INDONESIA : Ben Hur in Bali 

BEN HUR IN BALI
Buffalo Racing in Indonesia


Text and photography by Eric Pasquier 


The white sandy beaches of Nusa Dua, southern Bali, are crowded with tourists waiting for the big event. Because, in a small village on the other end of the island, a unique competition will soon be kicking off: the annual buffalo cart race, when buffaloes are spurred to sprint.

This is Indonesia’s answer to Ben Hur: the Kerbau Mekepung of Delod Berawa, in the area of Negara (33 km east from Gilimanuk). Instead of Charlton Heston, the hero of the day is called Putulali.


Instead of light shiny armor, he wears an udeng around his head and a sarong around his waist. It’s too hot for wearing metal. With his nail-studded riding crop he goads his two well-trained buffaloes: each a bulk of meat and muscle ready to launch its kereta (a cart made of wood and wicker) down a volcanic-sand-track to the finish line.

For this no-limits competition, the ideal buffalo would be 10 years old – a peak age at which it has developed sufficient muscle-power and is resistant enough without being too old. Under those circumstances, a buffalo can reach top speeds of 70km/h – a real achievement for a heavy-weight ruminant of over 500 kilos, more familiar with rice plantations than race-tracks.

Despite this, more and more bulls take part in the race. Among them, the best are the Tanah Merah of the red lands. It is said that, with some skillfully-applied pain, these animals can run as fast as horses.

Therefore, some unscrupulous owners make regular incisions in their hindquarters or anus and sprinkle them with alcohol at the start to make them run faster. Nail-studded riding crops are also often used to win the race, and if the animal is in bad shape at the end of the race it can be killed with complete indifference by the owner…


To prepare themselves, the jockeys (selected for their small stature and strong nerves) and their buffaloes are submitted to a full week of training for the race. The animals are even massaged! The week before the race, training stops. The animals are then fed every day with loloh, a mixture of a hundred hard-boiled eggs and a secret potion made of herbs, spices, wine and brown sugar – all sprinkled with… Sprite.

The soft-drink, that is. So much glucose is essential to provide the energy necessary for an intensive race of four kilometers. For an even better preparation, local wise men whisper verses of the Koran or the Bible to the buffaloes. Sometimes, the pages read are burned during the prayer and the ashes sprinkled over the ‘spiritual’ food of the animals. The jockey must then hope his buffalo’s hoodoo is more powerful than that of his adversary the next day.

 

On this summer morning, as the roasted chicken odor and the beer vapors drive out the last fogs, participants converge towards the U-shaped 2-kilometers track, located in the middle of a field. Some come from the village.

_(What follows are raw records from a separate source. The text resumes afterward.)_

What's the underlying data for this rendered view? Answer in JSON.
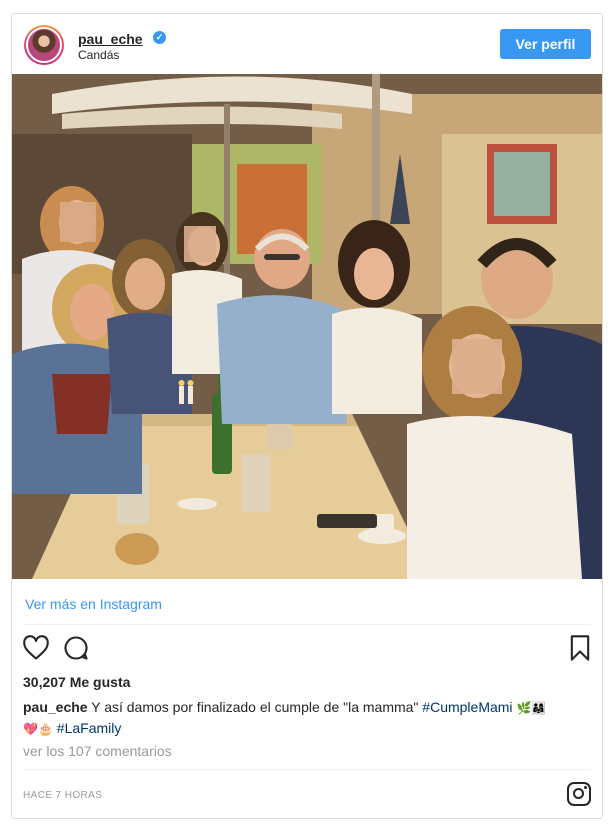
{
  "post": {
    "username": "pau_eche",
    "location": "Candás",
    "follow_label": "Ver perfil",
    "view_more_label": "Ver más en Instagram",
    "likes_text": "30,207 Me gusta",
    "caption_user": "pau_eche",
    "caption_text": " Y así damos por finalizado el cumple de \"la mamma\" ",
    "hashtag_1": "#CumpleMami",
    "emoji_1": "🌿👨‍👩‍👧",
    "emoji_2": "💖🎂",
    "hashtag_2": "#LaFamily",
    "comments_link": "ver los 107 comentarios",
    "timestamp": "HACE 7 HORAS"
  },
  "icons": {
    "avatar": "profile-avatar",
    "verified": "verified-badge-icon",
    "like": "heart-icon",
    "comment": "comment-icon",
    "save": "bookmark-icon",
    "instagram": "instagram-logo-icon"
  },
  "colors": {
    "accent": "#3897f0",
    "text": "#262626",
    "muted": "#999999",
    "hashtag": "#003569",
    "border": "#dbdbdb"
  }
}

Others, less lucky, have had to sleep with their oxen on the Delod Berawa beach, 11 km east of Negara.


None of them would miss this festival which celebrates the end of the rice harvest – it is said that the land is ‘asleep’ before sowing again. On the morning of the race, the date of which is set at the last moment, it is the whole area that participates in this ancestral festival. 

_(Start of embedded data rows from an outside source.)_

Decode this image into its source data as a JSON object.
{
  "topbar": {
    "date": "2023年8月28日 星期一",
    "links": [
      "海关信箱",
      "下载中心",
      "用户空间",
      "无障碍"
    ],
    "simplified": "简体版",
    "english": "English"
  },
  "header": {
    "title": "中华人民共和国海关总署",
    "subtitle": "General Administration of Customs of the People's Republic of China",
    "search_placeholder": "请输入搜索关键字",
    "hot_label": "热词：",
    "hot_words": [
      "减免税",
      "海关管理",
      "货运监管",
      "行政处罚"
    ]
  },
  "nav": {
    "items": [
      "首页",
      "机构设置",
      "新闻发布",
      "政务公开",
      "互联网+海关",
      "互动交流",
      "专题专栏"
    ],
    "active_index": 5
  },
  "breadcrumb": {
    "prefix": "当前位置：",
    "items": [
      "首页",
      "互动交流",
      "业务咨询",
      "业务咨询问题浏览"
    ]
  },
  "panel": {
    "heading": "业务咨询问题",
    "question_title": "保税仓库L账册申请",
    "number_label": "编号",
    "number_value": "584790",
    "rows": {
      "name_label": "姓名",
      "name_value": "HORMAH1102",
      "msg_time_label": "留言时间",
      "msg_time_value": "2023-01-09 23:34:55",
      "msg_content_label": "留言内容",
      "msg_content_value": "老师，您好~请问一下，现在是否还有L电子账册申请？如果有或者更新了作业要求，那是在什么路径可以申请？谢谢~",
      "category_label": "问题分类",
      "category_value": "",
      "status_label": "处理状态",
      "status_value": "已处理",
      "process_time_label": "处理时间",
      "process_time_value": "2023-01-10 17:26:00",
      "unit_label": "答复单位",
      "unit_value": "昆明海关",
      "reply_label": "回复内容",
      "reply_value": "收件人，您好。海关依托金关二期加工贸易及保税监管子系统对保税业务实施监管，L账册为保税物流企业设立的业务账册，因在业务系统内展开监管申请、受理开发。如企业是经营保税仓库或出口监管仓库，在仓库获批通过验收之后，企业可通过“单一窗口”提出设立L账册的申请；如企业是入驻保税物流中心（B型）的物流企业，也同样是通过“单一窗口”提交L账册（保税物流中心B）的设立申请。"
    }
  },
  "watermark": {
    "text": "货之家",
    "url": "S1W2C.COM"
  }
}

The festival was born three centuries ago, on Madura, a small island close to Bali and which can nowadays be reached in 30 minutes by ferry from Surabaya, east of Java. According to the legend, we owe this strange festival to the quick thinking of Lord Ketandur, who was the first Indonesian to suggest that farmers plough not on foot, but with the help of buffalo-power. Over the centuries, with the races being organized between farmers after they finished working in the fields, the festival became a serious event! Even the Batavian colonials promoted the festival by offering large sums of prize-money. Indeed, in 1926, the Governors of the East Indies offered the equivalent of 4,000 euros to promote the first races of Madura and to develop breeding in order to improve the economic situation of his territory. 

 

And the phenomenon seems to become more and more important with every year. Some people travel nearly 100 kms and come from Nusa Dua, Sanur, Kuta or Ubud to take part in the event. 

 

Under the rules of Mekepung, the Yellows of the West and the Reds of the East compete in pairs, although the track is actually too narrow for more than one carriage at a time. The carts follow each other and it’s impossible for the second carriage to pass the first one. By comparing the difference between the departure and arrival positions the jury, made up of distinguished locals, designates the winner and gives a point to the victorious team. The stakes are high since it is said that, even though it’s illegal, bets are placed on the race from Jakarta to Bali. 

 

As soon as the starting-signal is given, the two rival carts decorated with pictures of deities spring forward to start the warm up much like Formula 1 cars rev endlessly until the light turns green. Frenzied comments come from the megaphone and at the far end of the track the carts gather for the kick-off. And then they’re off! Encouraged by hundreds of spectators drinking the brand of beer sponsoring the event, and with the deafening noise of bells, carriages adding to the confusion, the carts, jockeys and buffaloes start the stampede with some tipping over into the ditch or just overbalancing and being trampled on by their competitors. It’s a hell of a race.

At the end of the race, the ones still standing are counted and so the winner is chosen. The buffaloes which are wounded are brought to the beach and washed; this is Kayeh. A representative from the winning team is invited up onto a wooden platform to collect the prize: invariably a gilded plastic cup, a television set and two buffaloes. It’s not quite Ben Hur, but actually much more fun.